The loss of a parent, whether anticipated or tragically sudden, brings about different levels and timetables of grief. Losing a parent at a younger age is usually a sudden loss, which can lead to younger children and adults experiencing lengthy denial and anger phases of grief.
Having time to prepare for and accept the loss of a parent, when a death is anticipated, offers the opportunity to say goodbye and find a good support system. This may be why other studies show that younger adults are more deeply affected by parental loss.
Losing a parent can lead to increased risks for long-term emotional and mental health issues like depression, anxiety, and substance abuse.
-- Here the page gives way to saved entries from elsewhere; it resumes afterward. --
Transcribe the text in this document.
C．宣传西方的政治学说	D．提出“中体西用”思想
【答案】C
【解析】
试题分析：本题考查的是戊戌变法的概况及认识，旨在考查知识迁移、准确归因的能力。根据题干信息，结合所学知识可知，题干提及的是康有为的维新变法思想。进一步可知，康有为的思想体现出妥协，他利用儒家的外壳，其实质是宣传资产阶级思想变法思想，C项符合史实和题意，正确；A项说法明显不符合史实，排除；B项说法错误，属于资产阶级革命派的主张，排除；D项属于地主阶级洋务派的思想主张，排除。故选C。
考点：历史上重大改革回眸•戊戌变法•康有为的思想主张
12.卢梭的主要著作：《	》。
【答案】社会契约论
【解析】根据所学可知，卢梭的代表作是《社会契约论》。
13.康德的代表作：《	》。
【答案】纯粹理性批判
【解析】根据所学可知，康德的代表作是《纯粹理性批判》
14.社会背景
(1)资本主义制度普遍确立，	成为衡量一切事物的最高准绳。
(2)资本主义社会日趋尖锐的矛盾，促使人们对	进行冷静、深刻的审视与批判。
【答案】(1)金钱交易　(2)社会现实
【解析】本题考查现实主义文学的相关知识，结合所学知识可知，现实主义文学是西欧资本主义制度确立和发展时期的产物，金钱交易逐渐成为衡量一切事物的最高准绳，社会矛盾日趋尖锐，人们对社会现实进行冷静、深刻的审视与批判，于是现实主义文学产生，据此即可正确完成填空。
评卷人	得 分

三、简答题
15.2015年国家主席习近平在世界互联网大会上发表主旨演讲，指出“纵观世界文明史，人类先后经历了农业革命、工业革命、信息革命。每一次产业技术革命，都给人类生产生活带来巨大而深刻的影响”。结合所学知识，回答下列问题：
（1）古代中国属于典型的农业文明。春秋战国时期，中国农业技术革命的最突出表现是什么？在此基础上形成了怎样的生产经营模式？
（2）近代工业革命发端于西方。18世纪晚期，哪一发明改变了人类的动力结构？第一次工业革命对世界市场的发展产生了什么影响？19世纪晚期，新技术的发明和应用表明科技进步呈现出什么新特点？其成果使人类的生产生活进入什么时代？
Losing a parent in childhood only increases these odds, and about one in 20 children aged 15 and younger have suffered the loss of one or both parents.
So many of us have complex relationships with our parents — and some of us don’t have one at all. The result of unresolved emotions like anger and resentment has a lasting effect on our psyche as well. The death of a parent means there is no hope of reconciliation or having your feelings validated.
When it comes to the death of a parent, there is no such thing as “getting over it.” No matter what type of relationship you had with them, or what kind of parent they were. It profoundly and permanently alters us — mentally, physically, and emotionally — for the rest of our lives.